O novo disco, intitulado apenas ''Belo'' (Sony/BMG), tem 15 faixas inéditas e um bônus, ''Vem'' - música de Peninha gravada em 2004 e que acabou caindo no gosto popular na época -, que montam um repertório todo romântico e lento.
As músicas falam, invariavelmente, de amor, esperança e paixões não correspondidas. ''Sempre gostei de falar das coisas do coração. Este disco não poderia tratar de outro assunto. Mas ele não é igual, foi feito de maneira diferente. Desta vez, eu tive tempo de produzir as músicas, de arranjá-las, de deixar do jeito que eu queria. E é um álbum muito especial, pois representa meu retorno depois de dois anos afastado'', diz o cantor.

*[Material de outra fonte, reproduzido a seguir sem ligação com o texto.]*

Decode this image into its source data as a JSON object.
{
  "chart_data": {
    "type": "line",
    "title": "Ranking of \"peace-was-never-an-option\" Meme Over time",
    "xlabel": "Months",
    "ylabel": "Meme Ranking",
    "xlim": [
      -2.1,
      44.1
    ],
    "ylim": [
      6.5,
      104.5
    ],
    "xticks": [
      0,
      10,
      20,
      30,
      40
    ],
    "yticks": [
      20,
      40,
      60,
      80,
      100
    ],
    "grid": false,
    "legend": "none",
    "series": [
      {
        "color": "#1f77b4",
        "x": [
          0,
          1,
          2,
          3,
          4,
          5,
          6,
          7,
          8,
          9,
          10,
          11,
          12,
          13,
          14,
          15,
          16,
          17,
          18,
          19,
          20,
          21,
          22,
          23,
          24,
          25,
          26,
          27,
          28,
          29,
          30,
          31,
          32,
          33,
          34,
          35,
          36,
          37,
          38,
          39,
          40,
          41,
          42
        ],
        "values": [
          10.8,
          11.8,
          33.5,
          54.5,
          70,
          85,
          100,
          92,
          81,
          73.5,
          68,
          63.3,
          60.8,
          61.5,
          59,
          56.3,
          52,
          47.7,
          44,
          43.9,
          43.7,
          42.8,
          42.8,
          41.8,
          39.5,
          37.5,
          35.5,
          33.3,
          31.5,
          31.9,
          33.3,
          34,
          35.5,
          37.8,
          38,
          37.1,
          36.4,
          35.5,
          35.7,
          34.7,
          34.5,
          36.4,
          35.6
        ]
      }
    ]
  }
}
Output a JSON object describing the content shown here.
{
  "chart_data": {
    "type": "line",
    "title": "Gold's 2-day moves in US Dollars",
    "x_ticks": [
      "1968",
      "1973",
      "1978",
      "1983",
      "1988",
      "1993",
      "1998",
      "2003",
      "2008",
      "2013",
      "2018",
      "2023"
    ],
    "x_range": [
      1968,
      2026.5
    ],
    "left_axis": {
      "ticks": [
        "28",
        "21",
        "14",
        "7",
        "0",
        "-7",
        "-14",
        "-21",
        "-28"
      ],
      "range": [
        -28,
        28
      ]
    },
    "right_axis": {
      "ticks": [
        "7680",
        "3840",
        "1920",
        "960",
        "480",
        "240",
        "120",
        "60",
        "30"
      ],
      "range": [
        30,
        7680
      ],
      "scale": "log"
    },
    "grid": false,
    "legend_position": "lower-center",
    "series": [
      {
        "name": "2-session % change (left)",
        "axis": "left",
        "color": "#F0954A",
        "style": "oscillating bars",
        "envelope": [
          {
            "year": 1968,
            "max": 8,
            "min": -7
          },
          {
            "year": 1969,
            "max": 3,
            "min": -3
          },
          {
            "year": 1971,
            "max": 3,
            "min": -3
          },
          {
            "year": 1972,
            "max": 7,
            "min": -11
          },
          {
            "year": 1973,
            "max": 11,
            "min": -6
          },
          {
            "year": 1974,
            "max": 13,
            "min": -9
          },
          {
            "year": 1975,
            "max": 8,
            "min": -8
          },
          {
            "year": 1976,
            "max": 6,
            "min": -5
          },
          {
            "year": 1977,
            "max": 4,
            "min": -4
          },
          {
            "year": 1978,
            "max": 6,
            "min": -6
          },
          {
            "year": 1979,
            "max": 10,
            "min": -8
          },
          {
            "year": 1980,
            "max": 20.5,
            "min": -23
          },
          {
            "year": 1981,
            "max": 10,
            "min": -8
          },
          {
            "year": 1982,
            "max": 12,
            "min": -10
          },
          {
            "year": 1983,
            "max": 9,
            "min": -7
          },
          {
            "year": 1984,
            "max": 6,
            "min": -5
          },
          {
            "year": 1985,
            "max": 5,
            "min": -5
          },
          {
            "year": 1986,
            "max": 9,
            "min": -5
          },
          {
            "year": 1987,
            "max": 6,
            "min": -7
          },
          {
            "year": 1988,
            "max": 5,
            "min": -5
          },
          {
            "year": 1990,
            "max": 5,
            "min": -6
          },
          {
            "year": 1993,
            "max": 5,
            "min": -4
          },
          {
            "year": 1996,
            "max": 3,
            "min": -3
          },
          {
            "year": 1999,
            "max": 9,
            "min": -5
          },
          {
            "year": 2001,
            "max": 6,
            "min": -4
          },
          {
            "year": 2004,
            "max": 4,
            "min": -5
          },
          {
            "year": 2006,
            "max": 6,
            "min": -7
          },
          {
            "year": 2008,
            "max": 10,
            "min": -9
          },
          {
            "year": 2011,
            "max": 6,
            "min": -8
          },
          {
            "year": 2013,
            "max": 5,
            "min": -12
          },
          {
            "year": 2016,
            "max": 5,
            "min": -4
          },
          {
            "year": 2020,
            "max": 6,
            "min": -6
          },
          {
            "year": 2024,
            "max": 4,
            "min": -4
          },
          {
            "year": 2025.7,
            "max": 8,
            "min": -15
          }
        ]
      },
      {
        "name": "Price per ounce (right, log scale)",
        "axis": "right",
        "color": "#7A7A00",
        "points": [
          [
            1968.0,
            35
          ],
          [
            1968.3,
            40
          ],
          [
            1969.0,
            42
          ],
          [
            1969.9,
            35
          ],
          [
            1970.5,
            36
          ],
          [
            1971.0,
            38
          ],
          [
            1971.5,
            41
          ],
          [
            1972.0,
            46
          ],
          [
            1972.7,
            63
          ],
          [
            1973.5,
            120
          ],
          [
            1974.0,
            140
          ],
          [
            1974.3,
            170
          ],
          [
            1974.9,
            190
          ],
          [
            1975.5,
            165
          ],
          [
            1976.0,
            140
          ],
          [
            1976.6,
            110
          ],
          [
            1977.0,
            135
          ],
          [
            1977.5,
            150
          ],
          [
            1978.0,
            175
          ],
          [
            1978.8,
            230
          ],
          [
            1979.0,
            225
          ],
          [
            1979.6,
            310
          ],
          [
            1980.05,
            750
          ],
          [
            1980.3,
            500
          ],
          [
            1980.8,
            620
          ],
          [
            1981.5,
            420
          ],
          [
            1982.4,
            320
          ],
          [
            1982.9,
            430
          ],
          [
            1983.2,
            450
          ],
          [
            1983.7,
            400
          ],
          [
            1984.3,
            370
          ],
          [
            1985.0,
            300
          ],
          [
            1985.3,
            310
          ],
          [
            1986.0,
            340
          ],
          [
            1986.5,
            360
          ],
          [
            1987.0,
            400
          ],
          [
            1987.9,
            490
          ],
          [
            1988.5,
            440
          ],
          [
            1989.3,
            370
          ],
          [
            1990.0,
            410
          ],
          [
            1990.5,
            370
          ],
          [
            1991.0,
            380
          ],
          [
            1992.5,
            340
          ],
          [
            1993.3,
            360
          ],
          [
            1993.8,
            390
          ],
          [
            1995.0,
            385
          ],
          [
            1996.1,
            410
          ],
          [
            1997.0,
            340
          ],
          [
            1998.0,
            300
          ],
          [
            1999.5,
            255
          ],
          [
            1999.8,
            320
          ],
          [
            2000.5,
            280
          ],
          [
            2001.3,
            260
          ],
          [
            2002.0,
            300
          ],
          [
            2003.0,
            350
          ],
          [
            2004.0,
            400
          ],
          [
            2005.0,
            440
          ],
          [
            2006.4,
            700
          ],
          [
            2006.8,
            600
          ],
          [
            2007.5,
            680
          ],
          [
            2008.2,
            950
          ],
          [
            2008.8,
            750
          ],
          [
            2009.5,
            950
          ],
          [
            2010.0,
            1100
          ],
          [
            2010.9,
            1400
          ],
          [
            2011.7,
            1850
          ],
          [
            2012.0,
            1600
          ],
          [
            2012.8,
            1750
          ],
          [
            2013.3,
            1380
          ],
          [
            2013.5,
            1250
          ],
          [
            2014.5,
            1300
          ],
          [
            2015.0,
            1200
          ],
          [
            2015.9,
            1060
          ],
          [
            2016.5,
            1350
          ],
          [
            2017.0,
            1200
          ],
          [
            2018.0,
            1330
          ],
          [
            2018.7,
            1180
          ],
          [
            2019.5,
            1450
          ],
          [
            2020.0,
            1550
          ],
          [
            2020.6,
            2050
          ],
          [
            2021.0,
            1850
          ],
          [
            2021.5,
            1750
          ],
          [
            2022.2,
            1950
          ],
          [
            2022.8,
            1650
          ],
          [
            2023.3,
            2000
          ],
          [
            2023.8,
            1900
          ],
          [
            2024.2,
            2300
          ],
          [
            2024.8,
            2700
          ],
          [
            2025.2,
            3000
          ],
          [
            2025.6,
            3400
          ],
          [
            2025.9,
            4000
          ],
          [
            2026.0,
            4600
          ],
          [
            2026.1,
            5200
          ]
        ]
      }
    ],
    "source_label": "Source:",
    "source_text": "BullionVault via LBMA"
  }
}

Nenhuma música parece fazer referência à época em que o cantor esteve encarcerado. Aliás, ele nem usa essas palavras. Ele prefere dizer ''afastado'' e se refere à prisão como ''uma época ruim da minha vida''.
''O que passou, passou; aconteceu, pronto e acabou. Ninguém sentiu o que a minha família sentiu. Não preciso ficar falando disso, prefiro falar de amor, de coisas alegres, de passar esperança nas minhas músicas'', fala, sem alterar a voz.
Entre os destaques do disco, ''Nada Vai Separar'', versão para a música ''Never Go Away'', dos rappers do Boys II Men, ''Tá Fazendo Frio'', com introdução de ''Me Dê Motivo'', de Tim Maia, e ''Quero te Amar'', com participação da cantora evangélica Flávia Santana.
No dia 30 deste mês, o cantor faz show de lançamento no Canecão, no Rio de Janeiro. ''Eu não posso sair do Rio. Eu amo São Paulo e não vejo a hora de voltar para casa, mas precisarei de uma autorização especial para poder tocar aí'', explica.